吃音もアトピー患者も、どちらもその症状を隠す。


すでに我が子も言いにくい言葉を回避して、吃音が出ないように喋っている。


常に接している母親だからこそ分かるようなレベルで、たまに喋る人ならば気がつくことも少ない。


これは吃音治療に良くないことらしい。





アトピー患者、私の経験談。


1番酷かったのがアトピーの症状が出始めた20歳くらいの時。


大学生になり一人暮らしをはじめ、アルバイトやサークル、新しい友人たちとの飲み会など楽しくも忙しい日々を過ごしていた。



そんな中で、赤く腫れ上がり、カサブタだらけのカラダだった私は大学の友達と海に行く時にも長袖・長ズボンだった。


周りはキャミソールに短パン。



今でもその時の写真を見るたびに、虚しくてため息が出る。




半袖の服を買うときは、カラダから出る汁が貼り付かないためと、なるべく肌を隠せるようにオーバーサイズでギリギリ肘くらいまでの袖があるもの。

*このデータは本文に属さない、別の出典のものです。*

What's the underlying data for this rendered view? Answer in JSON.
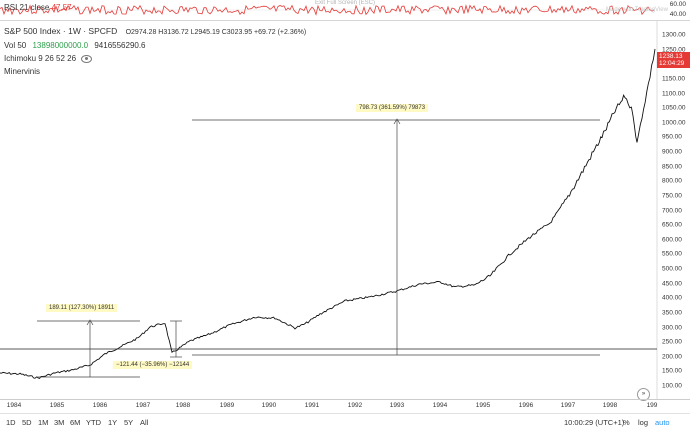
{
  "rsi": {
    "label": "RSI 21 close",
    "value": "47.57",
    "exit_fullscreen": "Exit Full Screen (ESC)",
    "watermark": "Made with TradingView",
    "scale_top": "60.00",
    "scale_bottom": "40.00"
  },
  "legend": {
    "title": "S&P 500 Index · 1W · SPCFD",
    "ohlc": "O2974.28 H3136.72 L2945.19 C3023.95 +69.72 (+2.36%)",
    "vol_label": "Vol 50",
    "vol_value": "13898000000.0",
    "vol_ma": "9416556290.6",
    "ichimoku": "Ichimoku 9 26 52 26",
    "minervini": "Minervinis"
  },
  "price_scale": [
    "1300.00",
    "1250.00",
    "1200.00",
    "1150.00",
    "1100.00",
    "1050.00",
    "1000.00",
    "950.00",
    "900.00",
    "850.00",
    "800.00",
    "750.00",
    "700.00",
    "650.00",
    "600.00",
    "550.00",
    "500.00",
    "450.00",
    "400.00",
    "350.00",
    "300.00",
    "250.00",
    "200.00",
    "150.00",
    "100.00"
  ],
  "price_tag": {
    "price": "1238.13",
    "time": "12:04:29"
  },
  "annotations": {
    "measure1": "189.11 (127.30%) 18911",
    "measure2": "−121.44 (−35.96%) −12144",
    "measure3": "798.73 (361.59%) 79873"
  },
  "time_axis": [
    "1984",
    "1985",
    "1986",
    "1987",
    "1988",
    "1989",
    "1990",
    "1991",
    "1992",
    "1993",
    "1994",
    "1995",
    "1996",
    "1997",
    "1998",
    "199"
  ],
  "bottom": {
    "ranges": [
      "1D",
      "5D",
      "1M",
      "3M",
      "6M",
      "YTD",
      "1Y",
      "5Y",
      "All"
    ],
    "clock": "10:00:29 (UTC+1)",
    "percent": "%",
    "log": "log",
    "auto": "auto"
  },
  "colors": {
    "rsi": "#e53935",
    "price": "#111111",
    "tag": "#e53935",
    "anno_bg": "#fff9c4"
  }
}
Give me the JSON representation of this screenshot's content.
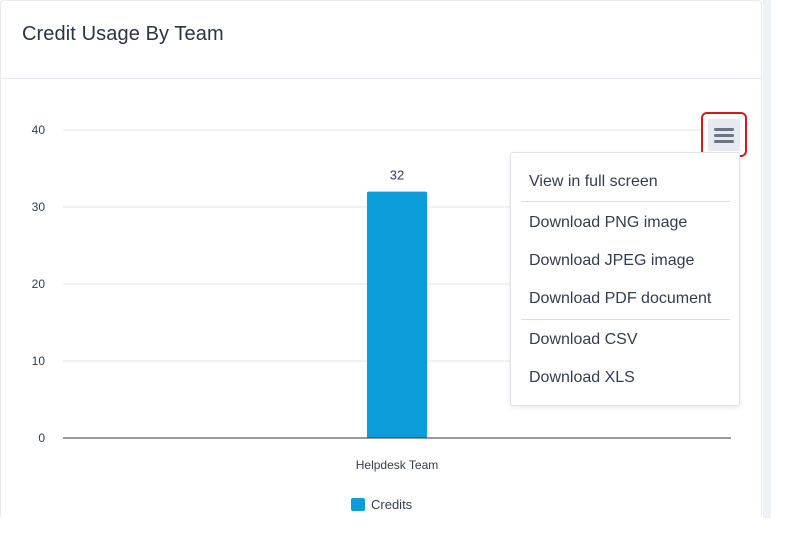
{
  "card": {
    "title": "Credit Usage By Team"
  },
  "colors": {
    "bar": "#0a9dd9",
    "gridline": "#e3e6eb",
    "axis": "#333333",
    "menu_highlight": "#d01b1b"
  },
  "export_menu": {
    "button_icon": "hamburger-menu-icon",
    "items": [
      "View in full screen",
      "Download PNG image",
      "Download JPEG image",
      "Download PDF document",
      "Download CSV",
      "Download XLS"
    ]
  },
  "chart_data": {
    "type": "bar",
    "categories": [
      "Helpdesk Team"
    ],
    "series": [
      {
        "name": "Credits",
        "values": [
          32
        ]
      }
    ],
    "data_labels": [
      "32"
    ],
    "yticks": [
      "0",
      "10",
      "20",
      "30",
      "40"
    ],
    "ylim": [
      0,
      40
    ],
    "grid": true,
    "legend": "bottom-center"
  }
}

当時は古着にハマっており、そんな希望にぴったりの外国のTシャツをよく着ていた。



そして腕には巨大なタオル地のリストバンド。

大きめのブレスレットなとで腕の見た目を隠していた。




社会人になってからは黒が着れなかった。

頭皮から落ちるフケが目立ってはいけないから。



スーツもグレーか、黒でも太めの白ストライプが入っているもの。



パンツスーツはお尻と太ももに汗をかいて気持ち悪いので、スカートを履いていたが透明なストッキングは履けない。


夏でも黒か濃いグレーのストッキング。



私服でも、スカートを履きたいときはスパッツかトレンカが必須。


ウエスト部分が蒸れるしゴムの締め付けで痒い。





症状をコントロール出来る様になった今でもそれらはあまり変わらない。



定期的に、形がかわいいとか好みだとかは無関係で、シフォンの長袖シャツや薄手のボレロなどを見ると夏に汚い肌を隠せるからいいな、とつい買ってしまう。



海やプールなんて一生入れない。



肌を出せるってなんて素敵なことなんだろう。